Homepage
substudy is a command-line tool for working with subtitles and video, similar to subs2srs. You can use it to make:
- Anki cards with audio, bilingual text and images.
- Bilingual subtitles.
- MP3 audio tracks with only the dialog from a video.
- "Review" pages showing the text of all the subtitles.
Original Post
Do you use MacOS X or Linux? Are you familiar with the command line? Would you like to watch TV with bilingual subtitles? If so, check this out.

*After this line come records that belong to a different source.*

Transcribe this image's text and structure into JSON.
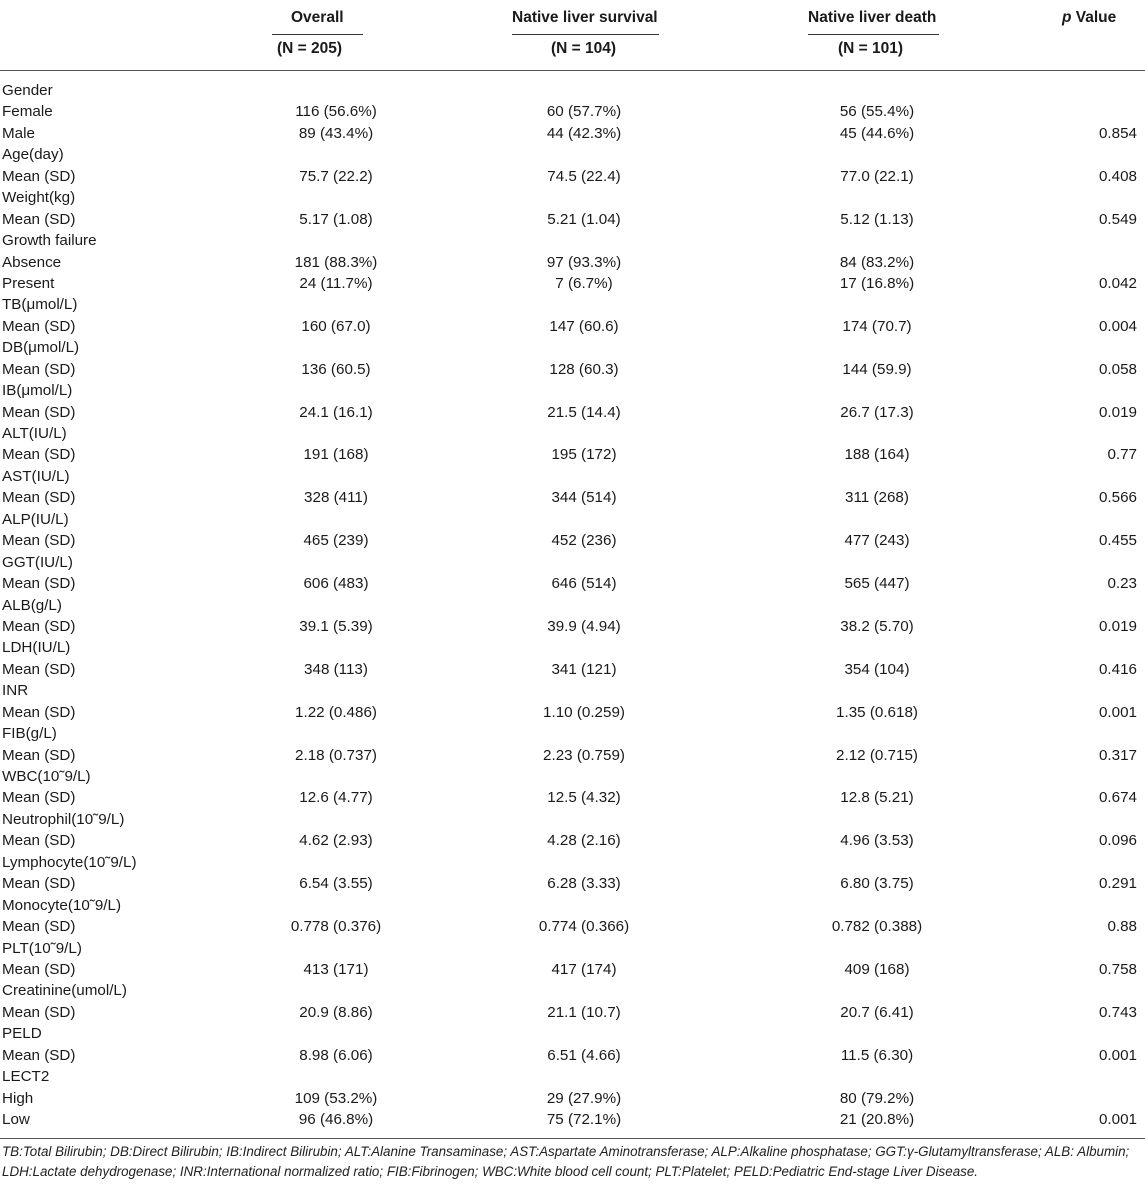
{
  "header": {
    "overall": "Overall",
    "overall_n": "(N = 205)",
    "survival": "Native liver survival",
    "survival_n": "(N = 104)",
    "death": "Native liver death",
    "death_n": "(N = 101)",
    "p_italic": "p",
    "p_rest": " Value"
  },
  "rows": [
    {
      "label": "Gender",
      "overall": "",
      "survival": "",
      "death": "",
      "p": ""
    },
    {
      "label": "Female",
      "overall": "116 (56.6%)",
      "survival": "60 (57.7%)",
      "death": "56 (55.4%)",
      "p": ""
    },
    {
      "label": "Male",
      "overall": "89 (43.4%)",
      "survival": "44 (42.3%)",
      "death": "45 (44.6%)",
      "p": "0.854"
    },
    {
      "label": "Age(day)",
      "overall": "",
      "survival": "",
      "death": "",
      "p": ""
    },
    {
      "label": "Mean (SD)",
      "overall": "75.7 (22.2)",
      "survival": "74.5 (22.4)",
      "death": "77.0 (22.1)",
      "p": "0.408"
    },
    {
      "label": "Weight(kg)",
      "overall": "",
      "survival": "",
      "death": "",
      "p": ""
    },
    {
      "label": "Mean (SD)",
      "overall": "5.17 (1.08)",
      "survival": "5.21 (1.04)",
      "death": "5.12 (1.13)",
      "p": "0.549"
    },
    {
      "label": "Growth failure",
      "overall": "",
      "survival": "",
      "death": "",
      "p": ""
    },
    {
      "label": "Absence",
      "overall": "181 (88.3%)",
      "survival": "97 (93.3%)",
      "death": "84 (83.2%)",
      "p": ""
    },
    {
      "label": "Present",
      "overall": "24 (11.7%)",
      "survival": "7 (6.7%)",
      "death": "17 (16.8%)",
      "p": "0.042"
    },
    {
      "label": "TB(μmol/L)",
      "overall": "",
      "survival": "",
      "death": "",
      "p": ""
    },
    {
      "label": "Mean (SD)",
      "overall": "160 (67.0)",
      "survival": "147 (60.6)",
      "death": "174 (70.7)",
      "p": "0.004"
    },
    {
      "label": "DB(μmol/L)",
      "overall": "",
      "survival": "",
      "death": "",
      "p": ""
    },
    {
      "label": "Mean (SD)",
      "overall": "136 (60.5)",
      "survival": "128 (60.3)",
      "death": "144 (59.9)",
      "p": "0.058"
    },
    {
      "label": "IB(μmol/L)",
      "overall": "",
      "survival": "",
      "death": "",
      "p": ""
    },
    {
      "label": "Mean (SD)",
      "overall": "24.1 (16.1)",
      "survival": "21.5 (14.4)",
      "death": "26.7 (17.3)",
      "p": "0.019"
    },
    {
      "label": "ALT(IU/L)",
      "overall": "",
      "survival": "",
      "death": "",
      "p": ""
    },
    {
      "label": "Mean (SD)",
      "overall": "191 (168)",
      "survival": "195 (172)",
      "death": "188 (164)",
      "p": "0.77"
    },
    {
      "label": "AST(IU/L)",
      "overall": "",
      "survival": "",
      "death": "",
      "p": ""
    },
    {
      "label": "Mean (SD)",
      "overall": "328 (411)",
      "survival": "344 (514)",
      "death": "311 (268)",
      "p": "0.566"
    },
    {
      "label": "ALP(IU/L)",
      "overall": "",
      "survival": "",
      "death": "",
      "p": ""
    },
    {
      "label": "Mean (SD)",
      "overall": "465 (239)",
      "survival": "452 (236)",
      "death": "477 (243)",
      "p": "0.455"
    },
    {
      "label": "GGT(IU/L)",
      "overall": "",
      "survival": "",
      "death": "",
      "p": ""
    },
    {
      "label": "Mean (SD)",
      "overall": "606 (483)",
      "survival": "646 (514)",
      "death": "565 (447)",
      "p": "0.23"
    },
    {
      "label": "ALB(g/L)",
      "overall": "",
      "survival": "",
      "death": "",
      "p": ""
    },
    {
      "label": "Mean (SD)",
      "overall": "39.1 (5.39)",
      "survival": "39.9 (4.94)",
      "death": "38.2 (5.70)",
      "p": "0.019"
    },
    {
      "label": "LDH(IU/L)",
      "overall": "",
      "survival": "",
      "death": "",
      "p": ""
    },
    {
      "label": "Mean (SD)",
      "overall": "348 (113)",
      "survival": "341 (121)",
      "death": "354 (104)",
      "p": "0.416"
    },
    {
      "label": "INR",
      "overall": "",
      "survival": "",
      "death": "",
      "p": ""
    },
    {
      "label": "Mean (SD)",
      "overall": "1.22 (0.486)",
      "survival": "1.10 (0.259)",
      "death": "1.35 (0.618)",
      "p": "0.001"
    },
    {
      "label": "FIB(g/L)",
      "overall": "",
      "survival": "",
      "death": "",
      "p": ""
    },
    {
      "label": "Mean (SD)",
      "overall": "2.18 (0.737)",
      "survival": "2.23 (0.759)",
      "death": "2.12 (0.715)",
      "p": "0.317"
    },
    {
      "label": "WBC(10˜9/L)",
      "overall": "",
      "survival": "",
      "death": "",
      "p": ""
    },
    {
      "label": "Mean (SD)",
      "overall": "12.6 (4.77)",
      "survival": "12.5 (4.32)",
      "death": "12.8 (5.21)",
      "p": "0.674"
    },
    {
      "label": "Neutrophil(10˜9/L)",
      "overall": "",
      "survival": "",
      "death": "",
      "p": ""
    },
    {
      "label": "Mean (SD)",
      "overall": "4.62 (2.93)",
      "survival": "4.28 (2.16)",
      "death": "4.96 (3.53)",
      "p": "0.096"
    },
    {
      "label": "Lymphocyte(10˜9/L)",
      "overall": "",
      "survival": "",
      "death": "",
      "p": ""
    },
    {
      "label": "Mean (SD)",
      "overall": "6.54 (3.55)",
      "survival": "6.28 (3.33)",
      "death": "6.80 (3.75)",
      "p": "0.291"
    },
    {
      "label": "Monocyte(10˜9/L)",
      "overall": "",
      "survival": "",
      "death": "",
      "p": ""
    },
    {
      "label": "Mean (SD)",
      "overall": "0.778 (0.376)",
      "survival": "0.774 (0.366)",
      "death": "0.782 (0.388)",
      "p": "0.88"
    },
    {
      "label": "PLT(10˜9/L)",
      "overall": "",
      "survival": "",
      "death": "",
      "p": ""
    },
    {
      "label": "Mean (SD)",
      "overall": "413 (171)",
      "survival": "417 (174)",
      "death": "409 (168)",
      "p": "0.758"
    },
    {
      "label": "Creatinine(umol/L)",
      "overall": "",
      "survival": "",
      "death": "",
      "p": ""
    },
    {
      "label": "Mean (SD)",
      "overall": "20.9 (8.86)",
      "survival": "21.1 (10.7)",
      "death": "20.7 (6.41)",
      "p": "0.743"
    },
    {
      "label": "PELD",
      "overall": "",
      "survival": "",
      "death": "",
      "p": ""
    },
    {
      "label": "Mean (SD)",
      "overall": "8.98 (6.06)",
      "survival": "6.51 (4.66)",
      "death": "11.5 (6.30)",
      "p": "0.001"
    },
    {
      "label": "LECT2",
      "overall": "",
      "survival": "",
      "death": "",
      "p": ""
    },
    {
      "label": "High",
      "overall": "109 (53.2%)",
      "survival": "29 (27.9%)",
      "death": "80 (79.2%)",
      "p": ""
    },
    {
      "label": "Low",
      "overall": "96 (46.8%)",
      "survival": "75 (72.1%)",
      "death": "21 (20.8%)",
      "p": "0.001"
    }
  ],
  "footnote": "TB:Total Bilirubin; DB:Direct Bilirubin; IB:Indirect Bilirubin; ALT:Alanine Transaminase; AST:Aspartate Aminotransferase; ALP:Alkaline phosphatase; GGT:γ-Glutamyltransferase; ALB: Albumin; LDH:Lactate dehydrogenase; INR:International normalized ratio; FIB:Fibrinogen; WBC:White blood cell count; PLT:Platelet; PELD:Pediatric End-stage Liver Disease."
}
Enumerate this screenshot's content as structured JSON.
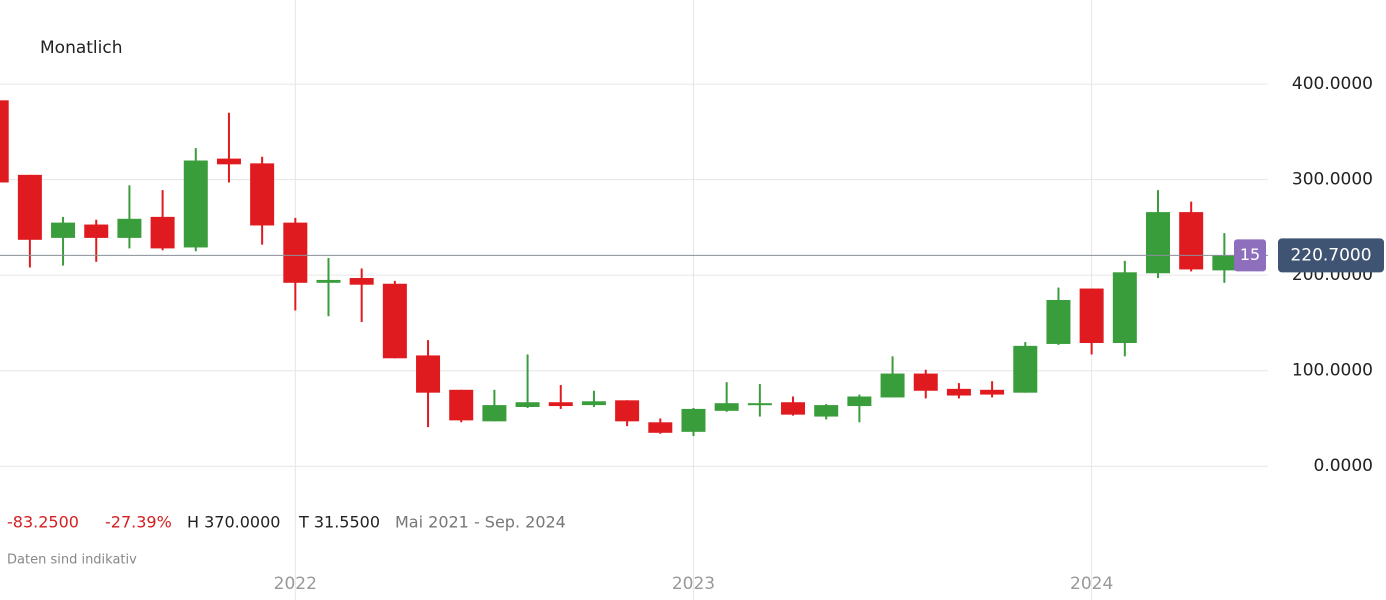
{
  "chart_data": {
    "type": "candlestick",
    "title": "Monatlich",
    "categories": [
      null,
      null,
      null,
      null,
      null,
      null,
      null,
      null,
      null,
      "2022",
      null,
      null,
      null,
      null,
      null,
      null,
      null,
      null,
      null,
      null,
      null,
      "2023",
      null,
      null,
      null,
      null,
      null,
      null,
      null,
      null,
      null,
      null,
      null,
      "2024",
      null,
      null,
      null,
      null
    ],
    "series": [
      {
        "up_color": "#3a9d3c",
        "down_color": "#e01b1f",
        "open": [
          383,
          305,
          239,
          253,
          239,
          261,
          229,
          322,
          317,
          255,
          192,
          197,
          191,
          116,
          80,
          47,
          62,
          67,
          64,
          69,
          46,
          36,
          58,
          64,
          67,
          52,
          63,
          72,
          97,
          81,
          80,
          77,
          128,
          186,
          129,
          202,
          266,
          205
        ],
        "high": [
          385,
          305,
          261,
          258,
          294,
          289,
          333,
          370,
          324,
          260,
          218,
          207,
          194,
          132,
          80,
          80,
          117,
          85,
          79,
          69,
          50,
          61,
          88,
          86,
          73,
          65,
          75,
          115,
          101,
          87,
          89,
          130,
          187,
          186,
          215,
          289,
          277,
          244
        ],
        "low": [
          297,
          208,
          210,
          214,
          228,
          226,
          225,
          297,
          232,
          163,
          157,
          151,
          113,
          41,
          46,
          47,
          61,
          60,
          62,
          42,
          34,
          31.55,
          57,
          52,
          53,
          49,
          46,
          72,
          71,
          71,
          72,
          77,
          127,
          117,
          115,
          197,
          204,
          192
        ],
        "close": [
          297,
          237,
          255,
          239,
          259,
          228,
          320,
          316,
          252,
          192,
          195,
          190,
          113,
          77,
          48,
          64,
          67,
          63,
          68,
          47,
          35,
          60,
          66,
          66,
          54,
          64,
          73,
          97,
          79,
          74,
          75,
          126,
          174,
          129,
          203,
          266,
          206,
          221
        ]
      }
    ],
    "ylim": [
      -140,
      488
    ],
    "yticks": [
      {
        "value": 0,
        "label": "0.0000"
      },
      {
        "value": 100,
        "label": "100.0000"
      },
      {
        "value": 200,
        "label": "200.0000"
      },
      {
        "value": 300,
        "label": "300.0000"
      },
      {
        "value": 400,
        "label": "400.0000"
      }
    ],
    "grid": true,
    "last_price": {
      "value": 220.7,
      "label": "220.7000"
    },
    "countdown": "15",
    "stats": [
      {
        "value": -83.25,
        "label": "-83.2500",
        "color": "#d42020"
      },
      {
        "value": -27.39,
        "label": "-27.39%",
        "color": "#d42020"
      },
      {
        "value": 370,
        "label": "H 370.0000",
        "color": "#222222"
      },
      {
        "value": 31.55,
        "label": "T 31.5500",
        "color": "#222222"
      }
    ],
    "period": "Mai 2021 - Sep. 2024",
    "note": "Daten sind indikativ"
  }
}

Last year, I wrote a command-line tool called substudy, which should make it a lot easier to generate high-quality bilingual subtitle files. Available options include:
Code: Select all
Subtitle processing tools for students of foreign languages
Usage: substudy clean <subtitles>
substudy combine <foreign-subtitles> <native-subtitles>
substudy --help
For now, all subtitles must be in *.srt format. Many common encodings
will be automatically detected, but try converting to UTF-8 if you
have problems.
This has a lot of useful features, including:
- It automatically detects the encoding of the subtitle files, so you don't have to think (too much) about mixing and matching encodings.
- It tries to align and combine parallel subtitles, so that the two languages stay more-or-less in sync.
- It adjusts subtitle timing, so that subtitles appear earlier and stick around longer, giving you as much time to read and listen as possible.
- It clean up crufty subtitles, including sound effects, speaker names, and other common clutter.
- It's free and open source.
Code: Select all
1
00:00:01,968 --> 00:00:04,837
KATARA:
<i>Water.</i>
2
00:00:04,838 --> 00:00:07,240
<i>Earth.</i>
3
00:00:07,240 --> 00:00:09,208
<i>Fire.</i>
4
00:00:09,209 --> 00:00:12,178
<i>Air.</i>
5
00:00:12,178 --> 00:00:14,713
<i>My grandmother used</i>
<i>to tell me stories</i>
And you have matching Spanish subtitles:
Code: Select all
1
00:00:03,100 --> 00:00:05,091
Agua
2
00:00:05,561 --> 00:00:06,557
Tierra
3
00:00:08,230 --> 00:00:08,841
Fuego
4
00:00:10,326 --> 00:00:11,819
Aire
5
00:00:13,684 --> 00:00:16,583
Mi abuela solia contarme historias de
tiempos antiguos.
You can run:
Code: Select all
substudy combine avatar_01_01.es.srt avatar_01_01.en.srt > avatar_01_01.bilingual.srt
...which will output:
Code: Select all
1
00:00:01,100 --> 00:00:05,091
<i>Water.</i>
<font color="yellow">Agua</font>
2
00:00:05,092 --> 00:00:06,557
<i>Earth.</i>
<font color="yellow">Tierra</font>
3
00:00:06,558 --> 00:00:08,841
<i>Fire.</i>
<font color="yellow">Fuego</font>
4
00:00:08,842 --> 00:00:11,819
<i>Air.</i>
<font color="yellow">Aire</font>
5
00:00:11,820 --> 00:00:16,583
<i>My grandmother used to tell me</i>
<i>stories about the old days; a</i>
<i>time of peace,</i>
<font color="yellow">Mi abuela solia contarme historias de</font>
<font color="yellow">tiempos antiguos.</font>
Notice how the subtitle timings have been adjusted, and text like "KATARA:" has been stripped out entirely.
Who is this for?
This will be most useful around CEFR beginner levels A1 and A2, before you're ready to use just foreign-language subtitles, or no subtitles at all. It's especially useful in combination with Subs2SRS and Anki, which—when used all together—will allow you to watch one or two episodes of an easy TV series within a month of starting your studies.
To use this program, you will need some experience with Unix-like command lines, which means that it's probably limited to MacOS X and Linux users (and exceptionally ambitious Windows developers). For installation instructions, see the README page on GitHub.
Please feel free to use this as a tech support thread. If you can't get it working, or if it produces weird results, please let me know. Enjoy!